Cette année, elle a fait une apparition remarquée sur le stand de la galerie Claude Bernard à Art Paris. L’une de ses œuvres était intégrée dans un parcours “Art & Craft” (art et artisanat) du salon, une thématique qui aurait été dénigrée sur un salon d’art contemporain il y a une quinzaine d’années. Toutefois, les collectionneurs sont aujourd’hui en quête de créations hybrides, particulièrement de celles qui réactualisent les mémoires traditionnelles. Les œuvres textiles de Hicks sont désormais présentes sur toutes les grandes foires, d’Art Paris à Art Basel, de l’Armory Show à Tefaf, et gagnent en valeur sur le marché des enchères.

 

Par exemple, ses Satellites, des sculptures de fils évoquant des coussins par leur rondeur, peuvent atteindre plus de 30 000$ dans un petit format, alors qu’ils peinaient à se vendre au quart de ce prix en 2010. Bien que la majorité de ses œuvres, toutes uniques, s’échangent encore pour moins de 50 000$ en salles des ventes, les prix montent avec une assurance croissante. Les œuvres importantes peuvent dépasser le seuil des 100 000$. Le plus haut coup de marteau atteint 556 000$ lors d’une vente aux enchères organisée à Paris en décembre 2022 chez Millon.
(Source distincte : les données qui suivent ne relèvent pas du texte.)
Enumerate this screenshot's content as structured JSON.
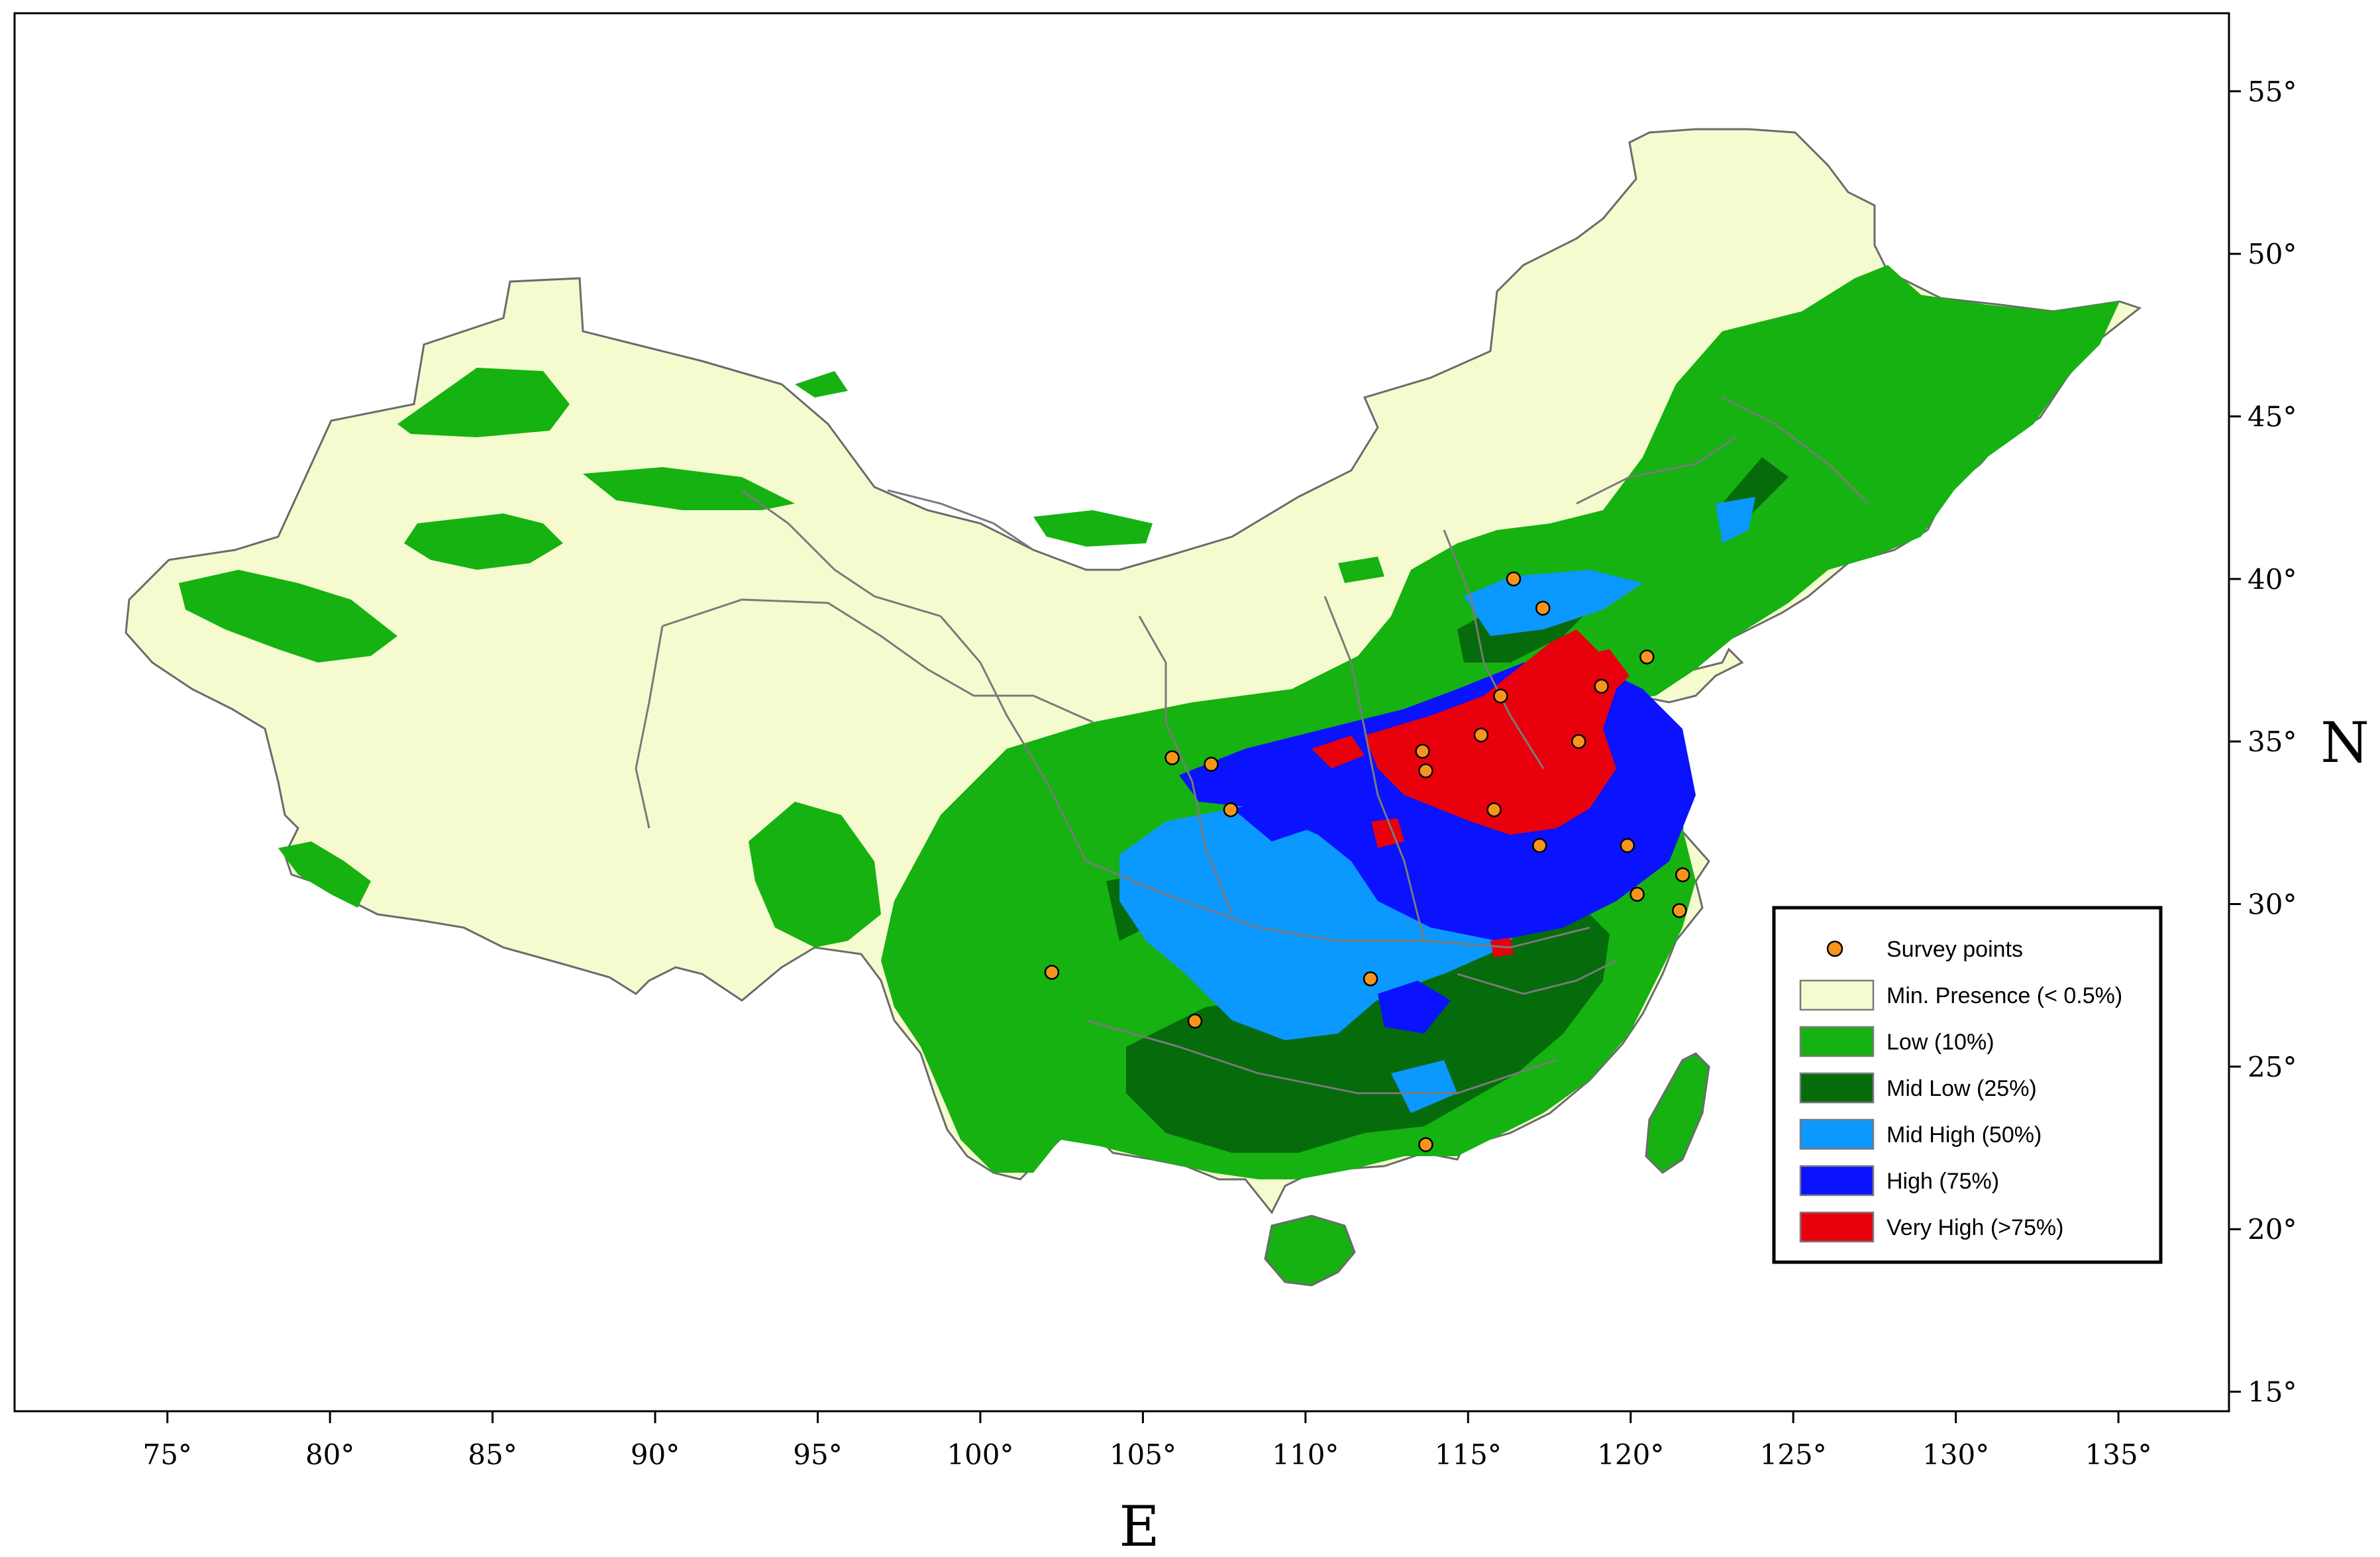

Ce record couronne une œuvre exceptionnelle, un assemblage complexe de soie, de lin et de coton monté sur huit panneaux, mesurant environ cinq mètres sur trois, réalisée pour le Siège social de la Banque Rothschild à Paris en 1970. Cette vente, triplant le précédent record établi en 2019, révèle l’importance croissante de l’art textile sur le marché de l’art.

 

Après des décennies de résistance, les collectionneurs soutiennent désormais des créations textiles autrefois considérées comme trop liées aux sphères artisanales et domestiques pour être symboliquement admises dans le champ de la création contemporaine. En détricotant ces frontières pour élargir son champ de créativité, Sheila Hicks a pleinement contribué à inscrire le textile dans l’art du 20ème siècle et à le faire entrer dans le cœur des collectionneurs.